Fink himself is a billionaire, and the other major shareholders of BlackRock take home multi-million dollar salaries in addition to their lucrative holdings in the stock itself.
Debt as an arm of colonialism
For centuries, Africa has been looted and robbed of its resources and labor and exploited to the highest degree. It was these African resources which built the vast wealth of Europe and the United States. In the post-colonial period, multilateral institutions such as the International Monetary Fund and the World Bank have stepped in, offering loans conditional upon vicious imposed austerity, structural adjustment and the dismantling of labor and trade regulations to invite foreign capital investment.
One-fifth of African nations spend 20% of their government revenue to pay off externally owned debts and the interest accrued on them. Zambia specifically serviced a staggering 50% towards external debt in 2021.
On average, as of the end of 2021, external debt as a share of GDP was near 60% for African countries, with 10 nations exceeding 75% including Zambia, Rwanda and Angola. This means for Africa as a whole, debt is more than 50% of the entire continent’s GDP.
As of today, more than 30 African countries spend more on servicing debt than their health services, with Zambia spending more servicing debt than both their health and education services combined. This is a key reason why more than 61% of Zambians live under the poverty line, a rate that is 20% higher than the rest of Sub-Saharan Africa.
In Zambia specifically, 18% of its debt is owed to multilateral institutions such as the IMF and World Bank, while 46% of its debt is owed to private lenders such as BlackRock. According to Debt Jubilee Campaign estimates, the investment firm stands to make 110% profit from this debt.
Cancel the debt!
So who really is owed a debt? In front of the BlackRock offices, Eugene Puryear of ANSWER Coalition remarked that canceling Zambia’s debt is “part and parcel of the reparations that are due for African people for 500 years of colonialism and slavery.”
According to Puryear, it is not about what Zambia owes BlackRock, “it’s about what they [Blackrock] owe.” It’s about what their ancestors owe.

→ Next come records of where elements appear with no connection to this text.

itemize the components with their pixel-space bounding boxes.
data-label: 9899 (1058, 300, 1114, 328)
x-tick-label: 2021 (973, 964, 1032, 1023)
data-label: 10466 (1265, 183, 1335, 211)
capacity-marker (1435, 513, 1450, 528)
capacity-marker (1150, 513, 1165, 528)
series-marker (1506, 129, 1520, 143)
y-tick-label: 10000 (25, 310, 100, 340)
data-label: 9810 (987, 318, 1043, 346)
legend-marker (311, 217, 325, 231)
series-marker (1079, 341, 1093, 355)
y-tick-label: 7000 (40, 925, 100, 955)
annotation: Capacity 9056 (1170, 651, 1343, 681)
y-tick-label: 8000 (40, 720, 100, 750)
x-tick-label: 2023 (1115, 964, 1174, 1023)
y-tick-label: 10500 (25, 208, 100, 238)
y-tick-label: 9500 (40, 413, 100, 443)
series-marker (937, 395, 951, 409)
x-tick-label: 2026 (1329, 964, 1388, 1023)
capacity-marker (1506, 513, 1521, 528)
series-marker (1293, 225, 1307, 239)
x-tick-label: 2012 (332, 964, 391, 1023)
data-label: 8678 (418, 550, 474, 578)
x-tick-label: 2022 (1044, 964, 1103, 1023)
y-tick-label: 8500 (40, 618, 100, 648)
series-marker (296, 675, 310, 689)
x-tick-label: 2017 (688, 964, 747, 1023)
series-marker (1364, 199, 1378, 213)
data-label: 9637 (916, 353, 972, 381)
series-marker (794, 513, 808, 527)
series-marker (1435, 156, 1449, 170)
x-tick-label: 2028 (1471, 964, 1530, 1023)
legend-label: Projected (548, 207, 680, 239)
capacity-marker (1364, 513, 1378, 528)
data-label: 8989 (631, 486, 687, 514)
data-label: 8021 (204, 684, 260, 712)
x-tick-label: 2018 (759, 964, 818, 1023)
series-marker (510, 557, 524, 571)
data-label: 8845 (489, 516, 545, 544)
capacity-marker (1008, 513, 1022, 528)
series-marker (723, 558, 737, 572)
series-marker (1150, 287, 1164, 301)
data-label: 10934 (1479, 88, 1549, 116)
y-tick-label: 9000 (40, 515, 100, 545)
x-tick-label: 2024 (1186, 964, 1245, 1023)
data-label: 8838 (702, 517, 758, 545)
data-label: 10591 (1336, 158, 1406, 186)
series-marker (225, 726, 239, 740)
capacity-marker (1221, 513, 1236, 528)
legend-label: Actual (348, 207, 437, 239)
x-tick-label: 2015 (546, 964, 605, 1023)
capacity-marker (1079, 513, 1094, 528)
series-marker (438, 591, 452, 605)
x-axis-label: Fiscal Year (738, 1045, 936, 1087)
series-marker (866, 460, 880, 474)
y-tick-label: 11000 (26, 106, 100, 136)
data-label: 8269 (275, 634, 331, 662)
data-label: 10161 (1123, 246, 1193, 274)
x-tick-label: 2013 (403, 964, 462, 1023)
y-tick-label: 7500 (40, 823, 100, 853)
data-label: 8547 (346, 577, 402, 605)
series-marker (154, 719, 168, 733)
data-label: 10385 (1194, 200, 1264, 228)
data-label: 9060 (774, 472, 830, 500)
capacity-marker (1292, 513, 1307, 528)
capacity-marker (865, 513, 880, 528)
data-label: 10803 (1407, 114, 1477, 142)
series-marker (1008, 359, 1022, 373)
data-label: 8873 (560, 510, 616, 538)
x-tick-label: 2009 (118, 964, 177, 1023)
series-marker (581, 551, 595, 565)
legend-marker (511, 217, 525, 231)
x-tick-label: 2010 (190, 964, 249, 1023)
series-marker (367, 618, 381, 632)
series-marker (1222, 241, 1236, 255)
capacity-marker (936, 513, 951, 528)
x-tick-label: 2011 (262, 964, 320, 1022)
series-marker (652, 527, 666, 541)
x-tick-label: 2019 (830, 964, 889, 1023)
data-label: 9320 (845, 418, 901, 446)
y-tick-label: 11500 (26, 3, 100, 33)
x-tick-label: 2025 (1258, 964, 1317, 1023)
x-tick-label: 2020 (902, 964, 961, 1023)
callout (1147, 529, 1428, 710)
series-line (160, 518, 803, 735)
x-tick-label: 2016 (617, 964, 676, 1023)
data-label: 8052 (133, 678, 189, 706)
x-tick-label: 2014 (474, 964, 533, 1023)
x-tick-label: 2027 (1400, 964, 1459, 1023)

It’s about what every institution in the country from insurance, to the top universities, to the top banks, all of them rooted, grounded, in slavery. So they owe money.”
Puryear’s comments mirrored those of Thomas Sankara when he addressed the summit of the Organization for African Unity in 1987. There, the revolutionary and first president of Burkina Faso asserted, “Debt’s origins come from colonialism’s origins. Those who lend us money are those who colonized us … We cannot repay but the others owe us what the greatest wealth could never repay, that is blood debt.”